Eva tinha de ser assim. Curta e grossa. Mulher de fibra e inteligência. Se Dunga foi burro, Eva foi sem juízo. Devia ter tomado para ela a missão de vigiar. Vai que Adão viola a ordem e pega um fruto? Não. A boba foi ela, que fraquejou e deu ouvidos à serpente. E aí... aí foram ambos expulsos do Paraíso, perderam a confiança de Deus, e tiveram de comer o pão com o suor do rosto. O resto, todo mundo já sabe.

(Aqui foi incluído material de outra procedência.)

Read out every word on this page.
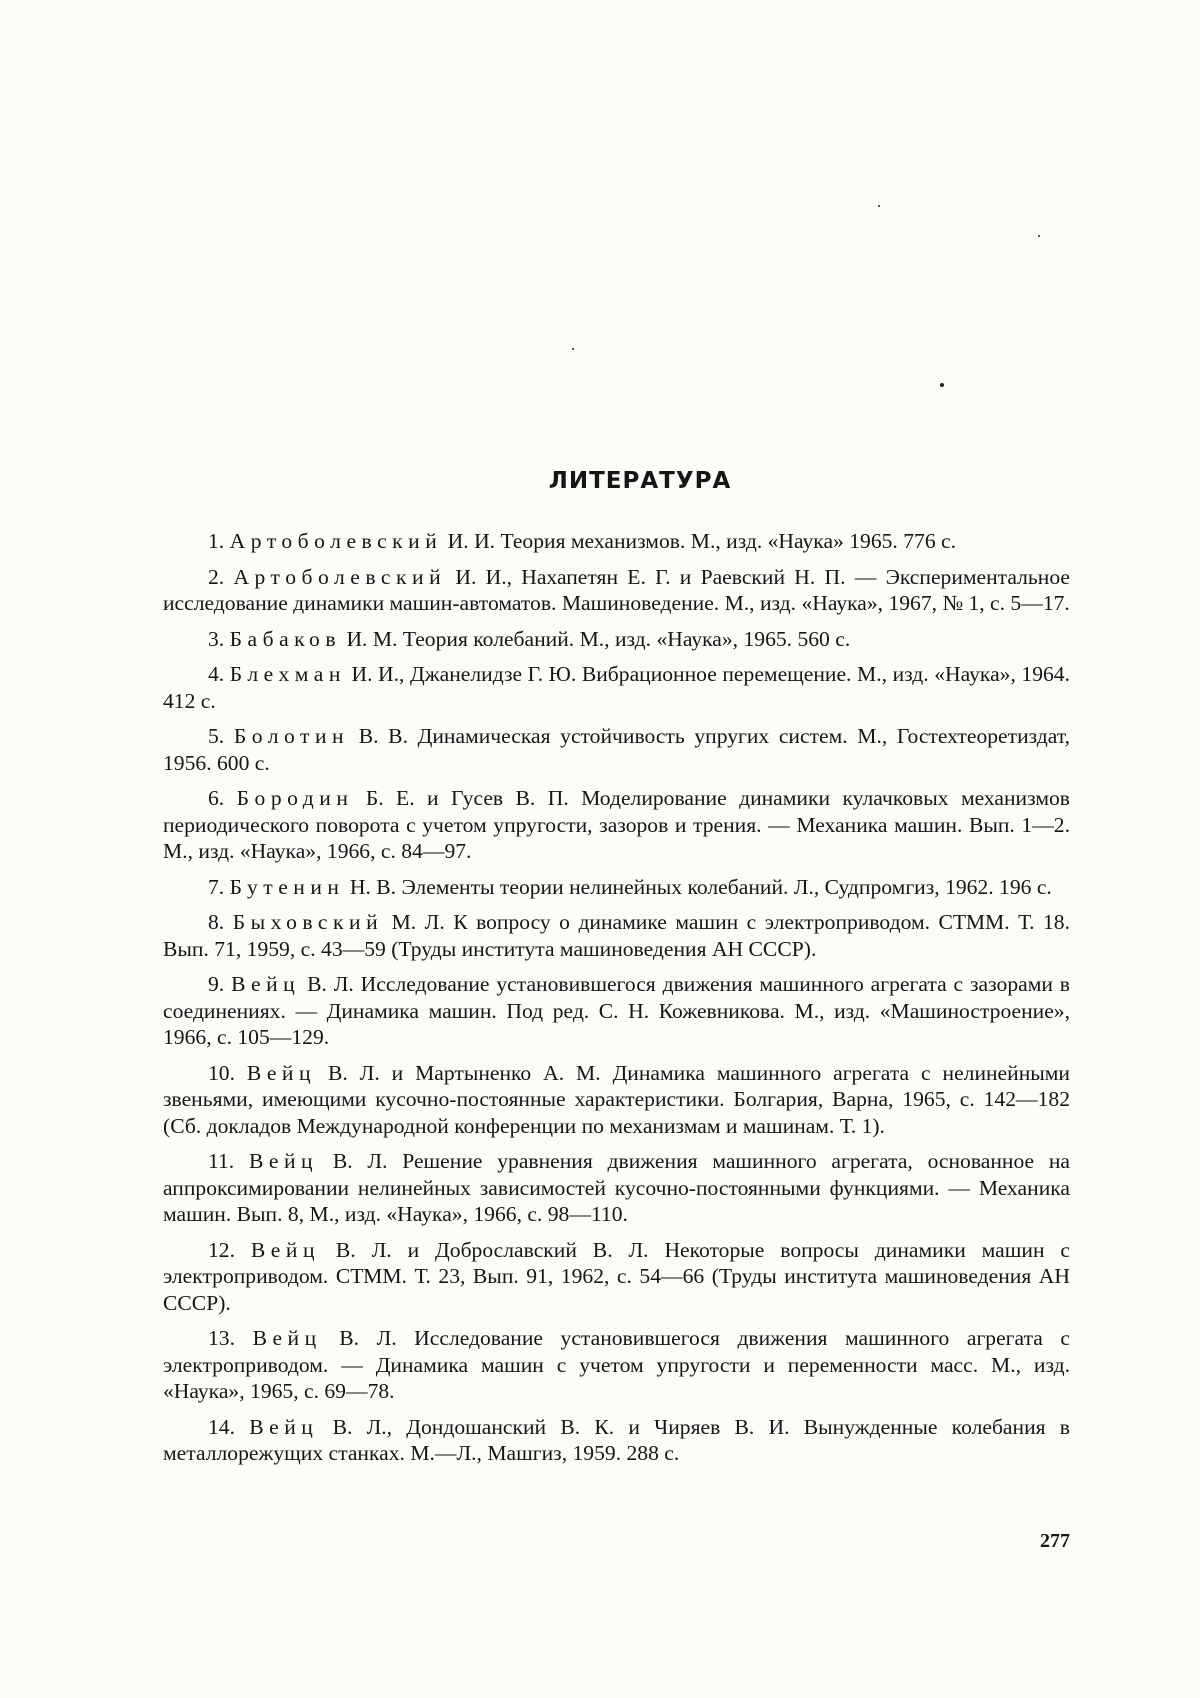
ЛИТЕРАТУРА
1. Артоболевский И. И. Теория механизмов. М., изд. «Наука» 1965. 776 с.
2. Артоболевский И. И., Нахапетян Е. Г. и Раевский Н. П. — Экспериментальное исследование динамики машин-автоматов. Машиноведение. М., изд. «Наука», 1967, № 1, с. 5—17.
3. Бабаков И. М. Теория колебаний. М., изд. «Наука», 1965. 560 с.
4. Блехман И. И., Джанелидзе Г. Ю. Вибрационное перемещение. М., изд. «Наука», 1964. 412 с.
5. Болотин В. В. Динамическая устойчивость упругих систем. М., Гостехтеоретиздат, 1956. 600 с.
6. Бородин Б. Е. и Гусев В. П. Моделирование динамики кулачковых механизмов периодического поворота с учетом упругости, зазоров и трения. — Механика машин. Вып. 1—2. М., изд. «Наука», 1966, с. 84—97.
7. Бутенин Н. В. Элементы теории нелинейных колебаний. Л., Судпромгиз, 1962. 196 с.
8. Быховский М. Л. К вопросу о динамике машин с электроприводом. СТММ. Т. 18. Вып. 71, 1959, с. 43—59 (Труды института машиноведения АН СССР).
9. Вейц В. Л. Исследование установившегося движения машинного агрегата с зазорами в соединениях. — Динамика машин. Под ред. С. Н. Кожевникова. М., изд. «Машиностроение», 1966, с. 105—129.
10. Вейц В. Л. и Мартыненко А. М. Динамика машинного агрегата с нелинейными звеньями, имеющими кусочно-постоянные характеристики. Болгария, Варна, 1965, с. 142—182 (Сб. докладов Международной конференции по механизмам и машинам. Т. 1).
11. Вейц В. Л. Решение уравнения движения машинного агрегата, основанное на аппроксимировании нелинейных зависимостей кусочно-постоянными функциями. — Механика машин. Вып. 8, М., изд. «Наука», 1966, с. 98—110.
12. Вейц В. Л. и Доброславский В. Л. Некоторые вопросы динамики машин с электроприводом. СТММ. Т. 23, Вып. 91, 1962, с. 54—66 (Труды института машиноведения АН СССР).
13. Вейц В. Л. Исследование установившегося движения машинного агрегата с электроприводом. — Динамика машин с учетом упругости и переменности масс. М., изд. «Наука», 1965, с. 69—78.
14. Вейц В. Л., Дондошанский В. К. и Чиряев В. И. Вынужденные колебания в металлорежущих станках. М.—Л., Машгиз, 1959. 288 с.
277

Por isso, se eu fosse Eva, a história seria diferente. Eu não teria comido a maçã, a serpente perdia essa batalha, Adão e eu viveríamos felizes para sempre – de verdade – e não haveria essa miséria em que se transformou o mundo de hoje. Toda esta desgraça começou com a desobediência a uma ordem tão simples.

Então, já ilustrei tudo. Tenho esta firmeza, essa força de vontade para resistir. Minha carne é forte, meu espírito é bravio, minha determinação é férrea. Chega! Resolvi dar um basta e decidi que perder um pouco dessa têmpera pode ser saudável e moral.

Uma vez, assisti, embevecida, a uma briga entre uma mulher e um guarda de trânsito. Ela devia ter estacionado em local proibido. O guarda dizia: “Pode sair daí”. Dentro do carro, mãos no volante, ela respondia: “Não saio, não senhor”.

Aquilo durou alguns minutos, “pode ir saindo”, “não saio” e eu assistia àquilo num divertimento absoluto. Até que o guarda se aproximou bem do carro dela, dedo em riste. De onde eu estava, dava para ouvir alguma coisa. Não ouso reproduzir aqui. A cena seguinte é o seu guarda se afastando de fininho, tipo rabo entre as pernas, e a senhora dentrinho do carrinho dela, bonitinha, à espera da filha que ia sair do colégio. Achei maravilhoso!

Isso pode não ter nada a ver com perder o juízo. Mas é quase. Eu não saberia enfrentar o seu guarda daquele jeito. No primeiro aviso, teria picado a mula. Sou muito bobinha e obediente. Dura lex, sed lex. No cabelo só Gumex. Quem se lembra?

Como será deixar de ter juízo? Como será abaixar a guarda só um pouquinho e permitir que as coisas aconteçam ao sabor do vento, da chuva, das correntes marinhas, do El Niño, do acaso, da vida? Como será não estar vigilante e se policiando o tempo todo? Como será não atender ao telefone? Tem gente que deixa tocar. EU NÃO CONSIGO!!! Alô?...

Ó, Deus, vigiar sem cessar, não queimar o arroz, fazer a revisão no carro, anotar os aniversariantes do mês, comprar o peixe, consertar o varal, passar na costureira, fazer a mamografia, marcar a punção na tireóide, cumprir todos os deveres. O que acontece se eu não fizer nada disso? E se eu quiser ficar deitada na rede o resto da vida, ouvindo Ray Conniff até cansar?

Acontece que eu vou ter uma baita dor na consciência. Um remorso infinito. Melhor ir levantando da rede, pegar a chave do carro, tirar o lixo, abrir o portão e tomar tento. A vida urge. Não adianta. Não consigo perder o juízo, por mais que eu queira. Infelizmente, meus caros, não fui eu a eleita para ser Eva. Garanto que eu teria segurado aquela onda. Caramba! Como é que nós fomos perder aquele Paraíso todo?

Como diria o Neto, comentando os jogos da Copa pela Band:“É brincadeira?!?”.